There is a strange phenomenon in rugby which doesn't have a name but which all rugby players have experienced – the inexplicable loss after having the winning of a match.
It's like a virus; it spreads through a team quickly, invisibly. Suddenly a team bristling with authority and skillsuffer some kind of collective spasm – infected by a bug which turns decision-making and skill sets into panic and stumbles. The Chiefs have it big time.
You fear for them this year. Their losing streak has swelled to 10 games and they get to play the champion Crusaders in Christchurch next, so most people will automatically mark that down as 11 losses. Then they must beat the Hurricanes in Wellington to avoid the worst losing run in New Zealand Super Rugby history (ironically, currently belonging to the Highlanders at 11).
But it was the manner of their capitulation to the Highlanders and the déjà vu from the previous year that really raises concerns.
It's not as if this is new. Last year, in the corresponding match in Hamilton, the Chiefs led 24-0 before losing 33-31. One of the tries in that last-ditch win came from winger Jona Nareki – Friday night's outstanding player.
Up 20-6 at one stage, the Chiefs' defence fell apart in 10 minutes of missed tackles and panicky errors, haemorrhaging 21 unanswered points. Even allowing for ring-rust in their first game of the season, that does not augur well for the rest of it, particularly after their run of losses with a mix of bad luck and poor play last year.
Some All Blacks were attached to those missed tackles, most of them on Nareki: Sam Cane, Brad Weber, Tupou Vaa'i and Anton Lienert-Brown.
Nareki's been rightly hailed as the hero of Friday night's encounter with three tries, including a 90m runaway after a poor kick from Chiefs first-five Bryn Gatland – but the real turning point of the game came in a ruck in the 45th minute when the busy Nareki won a ruck penalty that allowed the Highlanders to exert consistent pressure.
After several goalline sieges, halfback Folau Fakatava scored after deceiving and bumping off All Black halfback Weber and new blindside flanker Samipeni Finau. That was closely followed by Nareki embarrassing Vaa'i, Cane and Weber to set up a try to Shannon Frizell.
A few minutes later Lienert-Brown missed a tackle on Nareki for his second try. With the match lost, replacement Shaun Stevenson shot in off his wing but failed to smother-tackle the ball-carrier; Nareki had his third.
It's down to the players, sure, but it's enough to make any defence coach go and hide and in the loo after the game. With all due deference to Nareki, he is a much stronger runner than his 1.75m and 83kg suggests but this was a match the Chiefs lost as much as the Highlanders won.
There were some moments of promise; Damian McKenzie looked close to his best and was the Chiefs player with the most urgency at the end. No 8 Luke Jacobson had a strong first half, Weber showed up on attack – and young wing Etene Nanai-Seturo had such clever dancing feet, you could litter the field with broken glass and land mines and he'd still find a way through.
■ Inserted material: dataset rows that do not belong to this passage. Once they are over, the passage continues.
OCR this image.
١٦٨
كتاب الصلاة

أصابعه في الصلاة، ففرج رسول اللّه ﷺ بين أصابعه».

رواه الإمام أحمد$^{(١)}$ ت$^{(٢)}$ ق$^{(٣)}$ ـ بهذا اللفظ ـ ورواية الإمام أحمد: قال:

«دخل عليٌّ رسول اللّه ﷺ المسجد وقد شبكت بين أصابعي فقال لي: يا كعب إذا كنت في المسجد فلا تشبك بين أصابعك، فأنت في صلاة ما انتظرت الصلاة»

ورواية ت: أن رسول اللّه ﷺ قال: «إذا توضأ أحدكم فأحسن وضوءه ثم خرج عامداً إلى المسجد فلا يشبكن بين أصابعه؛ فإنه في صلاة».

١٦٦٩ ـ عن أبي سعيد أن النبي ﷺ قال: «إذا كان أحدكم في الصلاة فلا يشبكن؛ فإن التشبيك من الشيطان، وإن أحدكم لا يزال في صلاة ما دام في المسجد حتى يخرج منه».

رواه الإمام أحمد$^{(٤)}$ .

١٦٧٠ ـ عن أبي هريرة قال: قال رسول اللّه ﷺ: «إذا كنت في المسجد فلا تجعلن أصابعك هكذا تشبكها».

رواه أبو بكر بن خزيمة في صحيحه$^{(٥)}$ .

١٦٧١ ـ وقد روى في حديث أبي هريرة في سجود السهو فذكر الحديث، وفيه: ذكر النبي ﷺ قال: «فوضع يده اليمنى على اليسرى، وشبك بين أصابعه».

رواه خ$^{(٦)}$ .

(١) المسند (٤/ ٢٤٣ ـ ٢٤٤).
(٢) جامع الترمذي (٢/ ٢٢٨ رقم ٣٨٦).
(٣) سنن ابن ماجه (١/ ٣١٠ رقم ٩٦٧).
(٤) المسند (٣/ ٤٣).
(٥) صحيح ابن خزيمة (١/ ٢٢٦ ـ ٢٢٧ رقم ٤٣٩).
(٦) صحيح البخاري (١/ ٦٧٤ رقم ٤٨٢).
The Chiefs were a touch unlucky when trying to come back when quick-thinking halfback Aaron Smith called a captain's challenge after the Chiefs scored. The TMO played video of Chiefs forward Mitchell Brown fending off Josh Ioane using an elbow to the throat.
It looked innocuous enough and Brown was already in a tackle and falling but, in rugby's penalty-laden laws designed for player safety, it was enough to have the try ruled out – extinguishing the Chiefs' hopes and ensuring their rugby virus remains.